When I wake tomorrow, it will be to another bright and clear, early-Fall morning, as it is apt to be in New York Washington and Pennsylvania, just as it was on September 11 in 2001. I was at work in Atlanta that morning and happened by a crowded, but mute, conference room watching images from the twin World Trade Center towers as they burned and then crumbled. Much of my work in that era dealt with disaster contingency planning, but we had never imagined a day like that.
Needing something to do other than to watch endless repeats of the second plane implode, I went home to be with my children, knowing they would see these images and would need what comfort and understanding I could offer. As I sat with them, I thought that that day would change everything for them and our country, and that perhaps the new Millennium might have actually begun that day.
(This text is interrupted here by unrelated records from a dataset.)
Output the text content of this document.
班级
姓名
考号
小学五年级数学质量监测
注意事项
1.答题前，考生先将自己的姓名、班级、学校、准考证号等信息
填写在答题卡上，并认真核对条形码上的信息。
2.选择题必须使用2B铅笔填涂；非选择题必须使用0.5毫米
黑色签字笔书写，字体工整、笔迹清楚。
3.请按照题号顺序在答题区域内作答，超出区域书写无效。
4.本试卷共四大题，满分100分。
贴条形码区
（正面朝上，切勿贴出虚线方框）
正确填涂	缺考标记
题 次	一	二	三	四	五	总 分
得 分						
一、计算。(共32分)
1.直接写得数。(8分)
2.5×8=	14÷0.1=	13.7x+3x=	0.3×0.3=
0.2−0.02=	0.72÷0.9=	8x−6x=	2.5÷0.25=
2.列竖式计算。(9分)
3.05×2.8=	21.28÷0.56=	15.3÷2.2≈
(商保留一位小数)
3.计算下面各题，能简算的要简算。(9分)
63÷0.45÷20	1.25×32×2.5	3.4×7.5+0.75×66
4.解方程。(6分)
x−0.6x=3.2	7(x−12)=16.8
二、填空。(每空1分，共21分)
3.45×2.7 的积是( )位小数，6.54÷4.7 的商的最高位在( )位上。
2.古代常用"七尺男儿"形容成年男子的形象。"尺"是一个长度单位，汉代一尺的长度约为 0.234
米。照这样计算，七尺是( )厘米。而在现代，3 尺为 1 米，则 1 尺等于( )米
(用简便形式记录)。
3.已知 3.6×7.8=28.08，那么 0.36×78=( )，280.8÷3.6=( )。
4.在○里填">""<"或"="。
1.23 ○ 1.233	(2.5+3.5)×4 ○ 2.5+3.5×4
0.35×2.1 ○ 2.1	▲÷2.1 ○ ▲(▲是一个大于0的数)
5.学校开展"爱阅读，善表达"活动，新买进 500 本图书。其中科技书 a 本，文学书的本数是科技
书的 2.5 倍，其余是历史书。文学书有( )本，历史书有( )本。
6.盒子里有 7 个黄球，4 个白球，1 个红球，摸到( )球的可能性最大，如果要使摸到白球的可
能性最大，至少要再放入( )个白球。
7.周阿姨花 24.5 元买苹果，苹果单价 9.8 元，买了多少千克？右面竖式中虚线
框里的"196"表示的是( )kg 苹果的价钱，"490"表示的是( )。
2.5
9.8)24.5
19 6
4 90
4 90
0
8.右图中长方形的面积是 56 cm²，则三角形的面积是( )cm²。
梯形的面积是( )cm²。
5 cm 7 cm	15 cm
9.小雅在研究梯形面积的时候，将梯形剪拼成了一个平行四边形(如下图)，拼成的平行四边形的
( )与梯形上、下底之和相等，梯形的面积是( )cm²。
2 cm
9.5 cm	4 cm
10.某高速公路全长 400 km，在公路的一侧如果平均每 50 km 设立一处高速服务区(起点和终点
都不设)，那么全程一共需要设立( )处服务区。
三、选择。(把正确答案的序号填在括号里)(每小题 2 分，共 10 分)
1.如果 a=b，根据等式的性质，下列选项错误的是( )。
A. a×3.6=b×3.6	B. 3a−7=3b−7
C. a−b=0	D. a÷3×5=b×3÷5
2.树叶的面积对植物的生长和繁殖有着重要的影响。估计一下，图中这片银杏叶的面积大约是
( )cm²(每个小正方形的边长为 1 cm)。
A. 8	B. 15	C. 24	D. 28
I expected that the attacks of the day would galvanize and unite what was even then a badly fractured nation, as Pearl Harbor had once done. As we all now know, our reaction was turned from targeted response to what we seem to do best, making massive attacks and invasions at targets with too little relation to the attacks. The chance to forge national unity seemed squandered, at least to me.
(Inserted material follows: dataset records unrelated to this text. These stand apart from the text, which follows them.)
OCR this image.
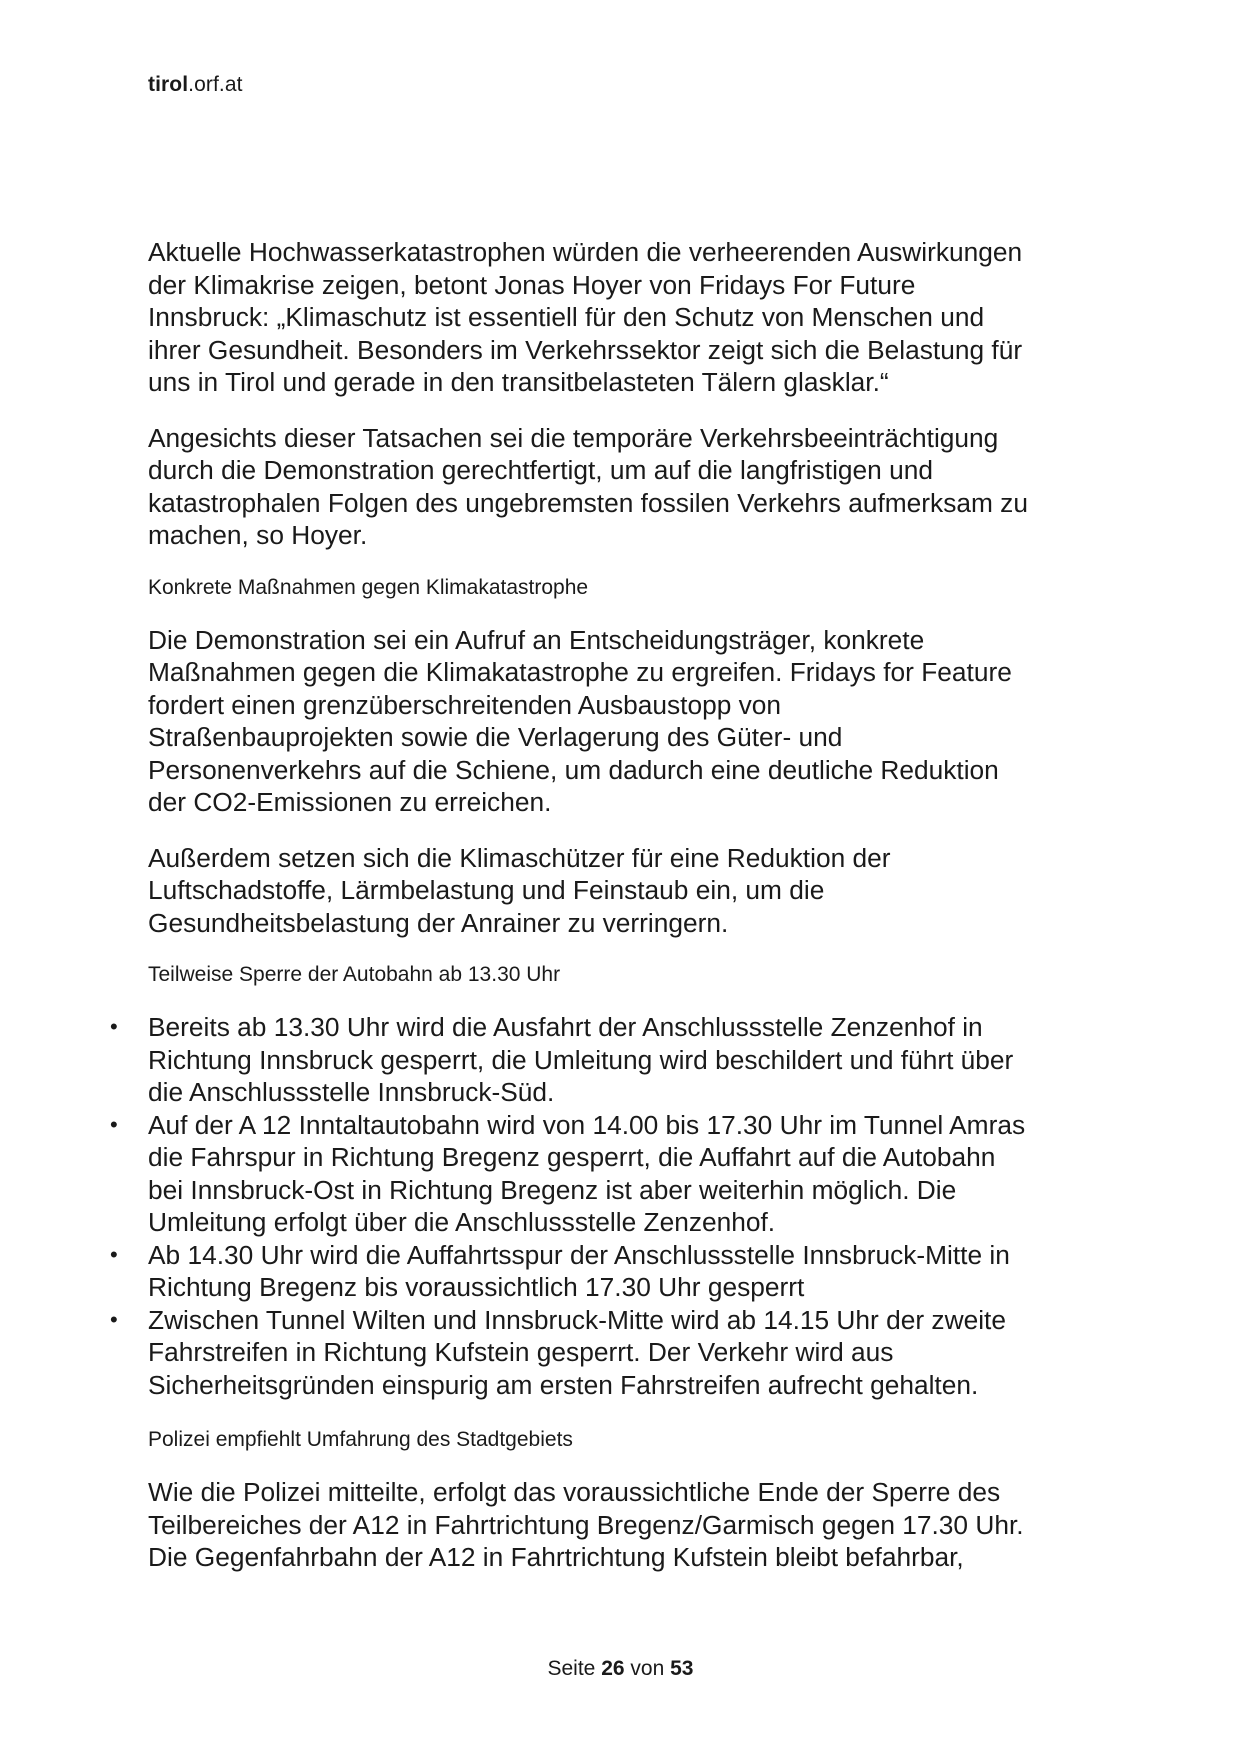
tirol.orf.at
Aktuelle Hochwasserkatastrophen würden die verheerenden Auswirkungen
der Klimakrise zeigen, betont Jonas Hoyer von Fridays For Future
Innsbruck: „Klimaschutz ist essentiell für den Schutz von Menschen und
ihrer Gesundheit. Besonders im Verkehrssektor zeigt sich die Belastung für
uns in Tirol und gerade in den transitbelasteten Tälern glasklar.“
Angesichts dieser Tatsachen sei die temporäre Verkehrsbeeinträchtigung
durch die Demonstration gerechtfertigt, um auf die langfristigen und
katastrophalen Folgen des ungebremsten fossilen Verkehrs aufmerksam zu
machen, so Hoyer.
Konkrete Maßnahmen gegen Klimakatastrophe
Die Demonstration sei ein Aufruf an Entscheidungsträger, konkrete
Maßnahmen gegen die Klimakatastrophe zu ergreifen. Fridays for Feature
fordert einen grenzüberschreitenden Ausbaustopp von
Straßenbauprojekten sowie die Verlagerung des Güter- und
Personenverkehrs auf die Schiene, um dadurch eine deutliche Reduktion
der CO2-Emissionen zu erreichen.
Außerdem setzen sich die Klimaschützer für eine Reduktion der
Luftschadstoffe, Lärmbelastung und Feinstaub ein, um die
Gesundheitsbelastung der Anrainer zu verringern.
Teilweise Sperre der Autobahn ab 13.30 Uhr
• Bereits ab 13.30 Uhr wird die Ausfahrt der Anschlussstelle Zenzenhof in
Richtung Innsbruck gesperrt, die Umleitung wird beschildert und führt über
die Anschlussstelle Innsbruck-Süd.
• Auf der A 12 Inntaltautobahn wird von 14.00 bis 17.30 Uhr im Tunnel Amras
die Fahrspur in Richtung Bregenz gesperrt, die Auffahrt auf die Autobahn
bei Innsbruck-Ost in Richtung Bregenz ist aber weiterhin möglich. Die
Umleitung erfolgt über die Anschlussstelle Zenzenhof.
• Ab 14.30 Uhr wird die Auffahrtsspur der Anschlussstelle Innsbruck-Mitte in
Richtung Bregenz bis voraussichtlich 17.30 Uhr gesperrt
• Zwischen Tunnel Wilten und Innsbruck-Mitte wird ab 14.15 Uhr der zweite
Fahrstreifen in Richtung Kufstein gesperrt. Der Verkehr wird aus
Sicherheitsgründen einspurig am ersten Fahrstreifen aufrecht gehalten.
Polizei empfiehlt Umfahrung des Stadtgebiets
Wie die Polizei mitteilte, erfolgt das voraussichtliche Ende der Sperre des
Teilbereiches der A12 in Fahrtrichtung Bregenz/Garmisch gegen 17.30 Uhr.
Die Gegenfahrbahn der A12 in Fahrtrichtung Kufstein bleibt befahrbar,
Seite 26 von 53
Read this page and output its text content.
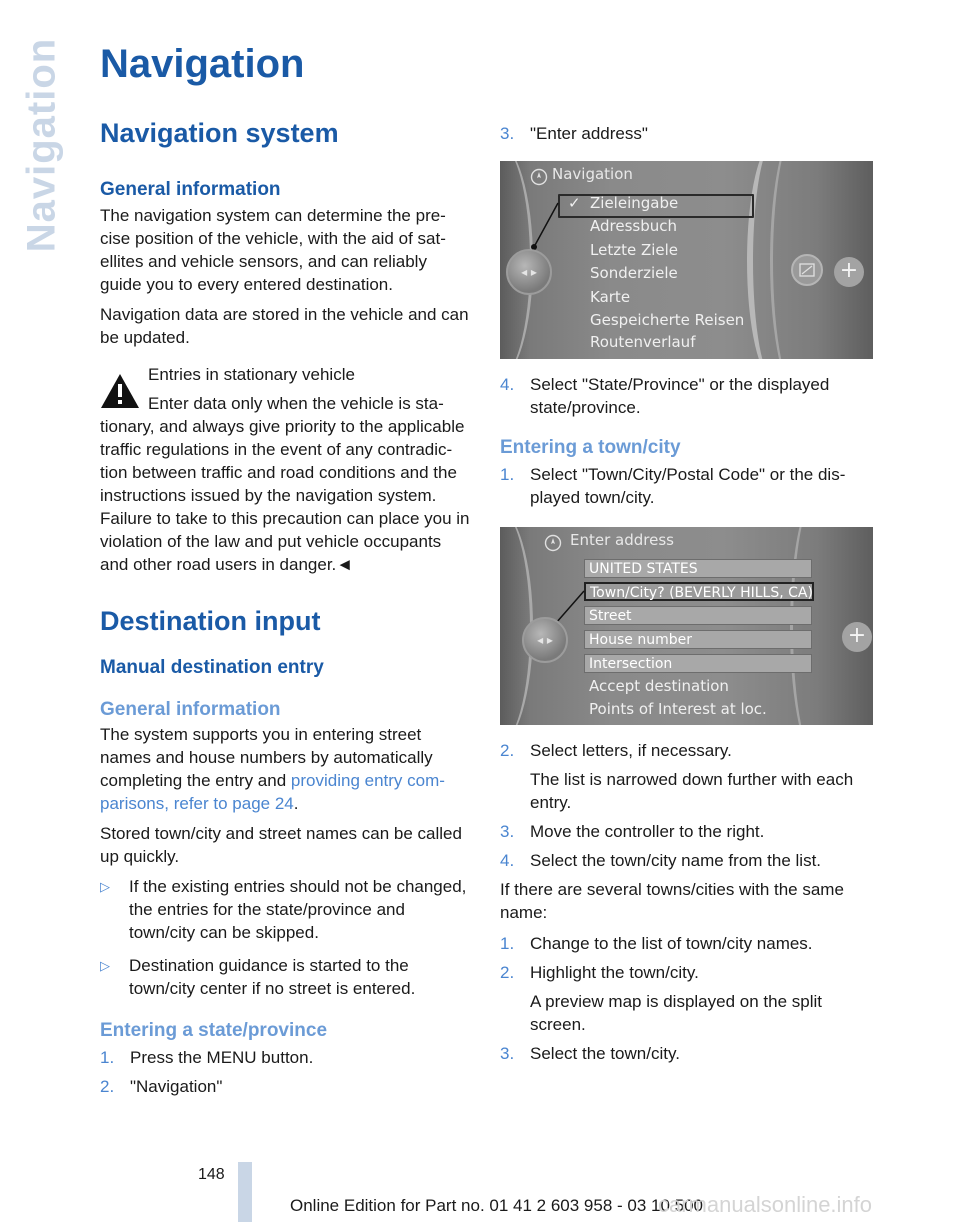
Navigation Navigation
Navigation system
General information

The navigation system can determine the pre-cise position of the vehicle, with the aid of sat-ellites and vehicle sensors, and can reliably guide you to every entered destination.

Navigation data are stored in the vehicle and can be updated.

Entries in stationary vehicle
Enter data only when the vehicle is sta-tionary, and always give priority to the applicable traffic regulations in the event of any contradic-tion between traffic and road conditions and the instructions issued by the navigation system. Failure to take to this precaution can place you in violation of the law and put vehicle occupants and other road users in danger.◄
Destination input
Manual destination entry
General information

The system supports you in entering street names and house numbers by automatically completing the entry and providing entry com-parisons, refer to page 24.

Stored town/city and street names can be called up quickly.

▷	If the existing entries should not be changed, the entries for the state/province and town/city can be skipped.
▷	Destination guidance is started to the town/city center if no street is entered.
Entering a state/province
1. Press the MENU button.
2. "Navigation"
3. "Enter address"
Navigation
✓ Zieleingabe
Adressbuch
Letzte Ziele
Sonderziele
Karte
Gespeicherte Reisen
Routenverlauf
◂ ▸	+
4. Select "State/Province" or the displayed state/province.
Entering a town/city
1. Select "Town/City/Postal Code" or the dis-played town/city.
Enter address
UNITED STATES
Town/City? (BEVERLY HILLS, CA)
Street
House number
Intersection
Accept destination
Points of Interest at loc.
◂ ▸	+
2. Select letters, if necessary.
The list is narrowed down further with each entry.
3. Move the controller to the right.
4. Select the town/city name from the list.

If there are several towns/cities with the same name:

1. Change to the list of town/city names.
2. Highlight the town/city.
A preview map is displayed on the split screen.
3. Select the town/city.
148
Online Edition for Part no. 01 41 2 603 958 - 03 10 500
carmanualsonline.info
As the years have passed, the less-than-half truth of Saddam’s weapons of mass destruction devolved into out-and-out lies in the news and social media, accepted by too many because they wanted, or perhaps needed, something to believe in. It seemed, and does now more than ever, that the more outrageous a claim the more it is deemed by some an article of faith and shared identity among those who have fallen behind in changing times, an irrational desire to tear it all down, rather than accept truth and work together for a better future. Instead a vocal minority have tried to stop the constitutional process and put themselves and others at grave risk by refusing vaccines. Such steps beg the question, “Did Bin Laden in some perverse way actually win?” The question is, of course, rhetorical but worth some introspective thought. As for me, the answer is a resounding “NO,” and I hope you agree.
In times like now in which billionaires compete to be the first in space, rather than build libraries like Andrew Carnegie, I find myself jaded even me more than a bit, and yet, even after all the failures of this Millennium, I have to believe that Lincoln’s call to the “better angels of our nature” can still ring true. We embrace dissent, but we are too great a people to be brought down by wrong ideas, even when acted on by the misguided.
Much has been written and more will be tomorrow about September 11 and the ensuing two decades, and should be, as we share our journey and seek answers. When all is said and done, I hope we still see those two towers of light and all we can still be.